JMD’s frustration stems from the lack of consultation by the municipality and planning staff where her on-going concerns have not been acknowledged or responded to. “I have been angered, disappointed with a lot of decisions that have been made, or not made, on the beach issues,” she says. “Nobody has reached out to us about any of the plans coming forth.” Last summer, she endured people accessing the beach from the front of her Main Street property. “People come through our property, they go right down to the beach and say, ‘I might as well cut through here and walk to the beach, we won’t have to pay entrance fee’. You confront them and they walk right by you and tell you to go to hell.” As an older person living alone, she feels vulnerable and it was a stressful experience for this long-time Wellington homeowner and Dorland descendant. “I see bonfires on the beach which are not supposed to be there, I see camping, also Quebec licence plates when people are not supposed to be travelling.” She says there have been RVs and campers parked at the foot of her property that stayed for days, even though there is supposed to be no overnight camping allowed. She says one group of young men set up a volley ball net on her property. “I’m not happy seeing 4,000 people troop across the bottom or through my property, I’m not happy with that, it’s not right and it’s not just.”
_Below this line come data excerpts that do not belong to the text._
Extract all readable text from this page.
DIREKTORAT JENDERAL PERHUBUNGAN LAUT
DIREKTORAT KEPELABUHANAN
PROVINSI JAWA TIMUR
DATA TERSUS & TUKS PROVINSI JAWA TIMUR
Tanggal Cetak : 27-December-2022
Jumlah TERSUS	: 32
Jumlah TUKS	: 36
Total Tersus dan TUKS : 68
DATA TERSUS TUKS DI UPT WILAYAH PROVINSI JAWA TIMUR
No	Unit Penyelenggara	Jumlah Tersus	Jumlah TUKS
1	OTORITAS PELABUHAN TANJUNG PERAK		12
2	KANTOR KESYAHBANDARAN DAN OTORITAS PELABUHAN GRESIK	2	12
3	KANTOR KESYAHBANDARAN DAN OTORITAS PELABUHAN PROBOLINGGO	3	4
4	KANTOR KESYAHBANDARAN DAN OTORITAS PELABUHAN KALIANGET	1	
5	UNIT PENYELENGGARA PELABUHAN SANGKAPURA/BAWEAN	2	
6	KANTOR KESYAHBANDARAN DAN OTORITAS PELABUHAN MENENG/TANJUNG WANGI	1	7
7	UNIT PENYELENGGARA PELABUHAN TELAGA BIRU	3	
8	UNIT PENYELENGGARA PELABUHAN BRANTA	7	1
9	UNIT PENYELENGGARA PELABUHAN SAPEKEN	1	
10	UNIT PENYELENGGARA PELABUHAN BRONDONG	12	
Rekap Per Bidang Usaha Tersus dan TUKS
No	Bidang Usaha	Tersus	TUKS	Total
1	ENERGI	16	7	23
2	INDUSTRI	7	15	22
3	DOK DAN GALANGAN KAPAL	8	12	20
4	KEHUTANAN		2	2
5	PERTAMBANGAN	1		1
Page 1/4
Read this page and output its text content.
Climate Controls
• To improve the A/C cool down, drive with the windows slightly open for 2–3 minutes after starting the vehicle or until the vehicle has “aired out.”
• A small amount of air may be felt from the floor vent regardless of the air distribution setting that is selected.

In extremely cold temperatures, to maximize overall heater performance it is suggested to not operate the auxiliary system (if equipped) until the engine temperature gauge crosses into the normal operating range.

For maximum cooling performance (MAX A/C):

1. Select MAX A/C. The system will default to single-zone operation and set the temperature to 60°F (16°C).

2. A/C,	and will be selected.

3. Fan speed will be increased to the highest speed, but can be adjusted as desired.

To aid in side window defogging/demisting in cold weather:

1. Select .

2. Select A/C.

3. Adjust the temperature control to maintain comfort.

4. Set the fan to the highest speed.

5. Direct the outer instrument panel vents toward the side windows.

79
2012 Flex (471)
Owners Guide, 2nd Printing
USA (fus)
She says on holiday weekends, tourists park on the bottom of her property as if it were a parking lot. “I say this is private property, get off my property, only to hear, ‘we drove all the way from Ottawa’. We need more bylaw people and security people if you are going to open it to the public: holiday weekends were just a total nightmare, it was just horrendous on the beach.” She says correspondence to the municipality goes unanswered, along with concerns made directly to her Wellington councillor who suggested she phone the police and bylaw. “The police don’t want to come, the bylaw people’s number isn’t available at night and I was told they only had two bylaw officers last year who cover the whole County.” Likewise, she was told by the police, they cover the whole County and have to cover more pressing issues, something she doesn’t dispute. “Once they start charging at the gates, we get the trespassers and that was abundantly clear last year when they were just marching from Main Street straight on down through my property and neighbouring properties to the beach,” said JMD. “We are not trying to be disagreeable to council, but we thought there would be some consideration or our opinion asked, other than a survey. “That isn’t consultation about the impact it has necessarily on our properties.”

JMD asks why efforts are being made to attract more people to Wellington Beach. “We don’t need any more people as there’s no place for the people we do have,” she said. “I used to look out on water, that was our view for the last century and they have created a parking lot to make more people come to the beach; now we look out at cars,” she says. “Blocking access to a property that has had access for the last 100 years, that’s not an option.” For the small number of residents directly affected by the massive impact of tourists to Wellington Beach and the changes being proposed, they don’t feel they have been heard, and they have never been consulted. “It would have been nice if we had been spoken to or even consulted about some of these changes because we are impacted, as is the whole village, but we see the garbage, we see the bonfires, we see the people down there at one-thirty in the morning,” said JMD. “We have put time and effort into sending letters and emails and you don’t even know if it has been received, acknowledged or read. There was no interest in answering us, and there is nobody to call: we provided information to our councillor and we felt a little bit not worthy of consulting.”